Watters whistled low under his breath when Monica's tirade finally screeched to a halt. Tracker looked like he was about to
start laughing his ass off, and Sears just shook his head and said, “Well. I guess she told
you
, big man.” There was a moment of silence, and then Tracker finally burst out laughing. The tension dissipated as everybody around the table joined in.

Except for me.

And Tyler.

And Jon.

Tyler glared at Monica. Then his eyes narrowed in Jon's direction. He opened his mouth to say something, but I jumped in before he could.

“Jon, this is Tyler. Tyler, this is Jon. He sits across the aisle from us in Harrison's class.”

Jon held out a hand to shake Tyler's. Tyler stared at it for a second, then reached over, and they shook. “I've seen him,” Tyler said slowly. “I just didn't know he'd infiltrated our lunch table.”

“What, do you work for the CIA now?” Watters asked.

Sears shook his head. “Ease up on the white boy, tiger. If it hadn't been for him, I'd have been stuck drinking that bong water beer at the party on Friday.”

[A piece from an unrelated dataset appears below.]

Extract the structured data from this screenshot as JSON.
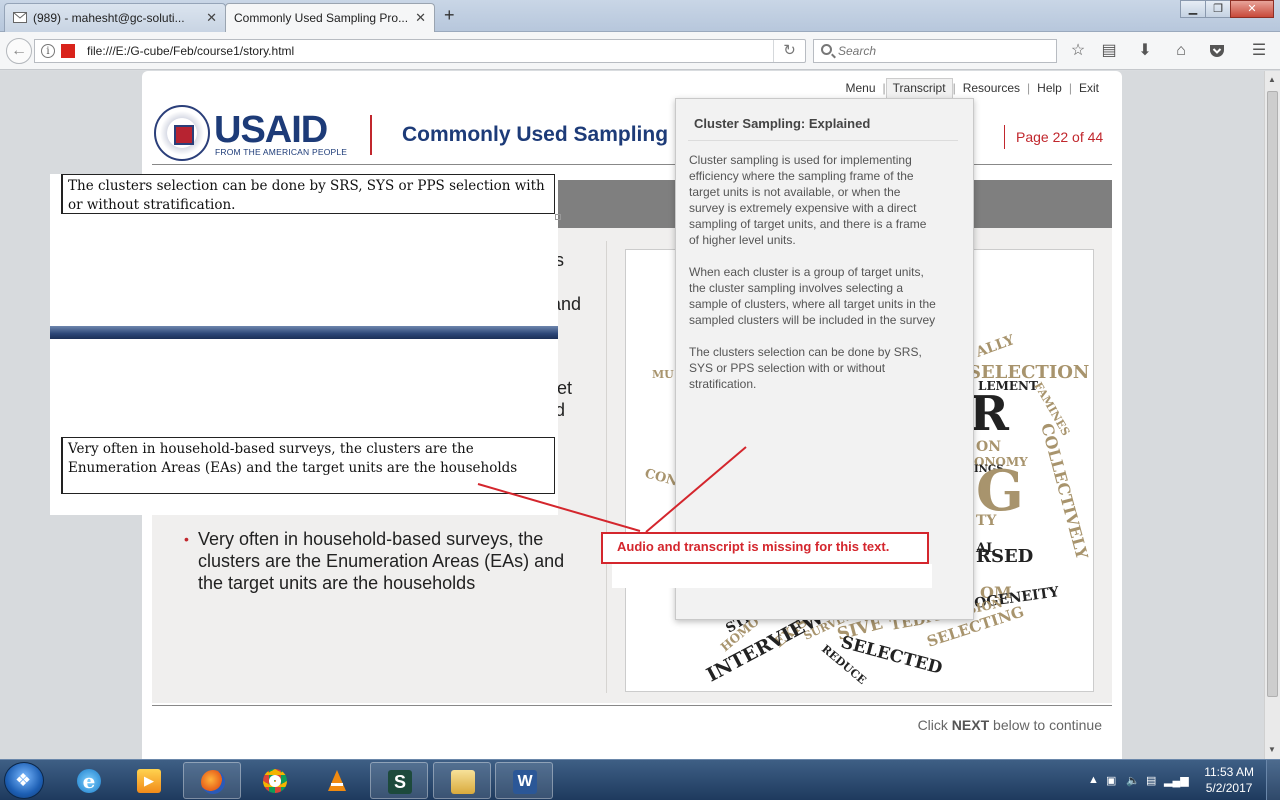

Jon gave Tyler a tentative smile. “Good game Friday. Sorry about your knee.”

Tyler snorted. “What were
you
doing at the football game?” He wasn't giving an inch.

“Jesus, Ty. It's a free country. He can go to a football game
at his own high school.” Erin rolled her eyes and smiled at Jon. “Sorry. He's not usually like this.”

“Yes, he is.” Monica muttered this as she pulled open her yogurt. She was having none of it. “Jon was covering the season opener for
The Battalion
.”

“The
what
?” Tyler asked.

“The school newspaper.” Amy had been silent, sitting next to Jon, but she jumped in with a smile. She kept stealing glances at Jon, who was keeping his eyes on his lunch for the most part. I could feel the weight of the tension in the air between Jon and Tyler. Jon had been doing that thing where you don't look a snarling dog in the eye, but he put down his sandwich and turned to face Tyler head-on.

“It's mainly a blog now,” Jon explained to Tyler. “They only print three issues each year. Paper, labor, and shipping cost a lot more than posting it on the Web. Besides, who reads newspapers anymore?”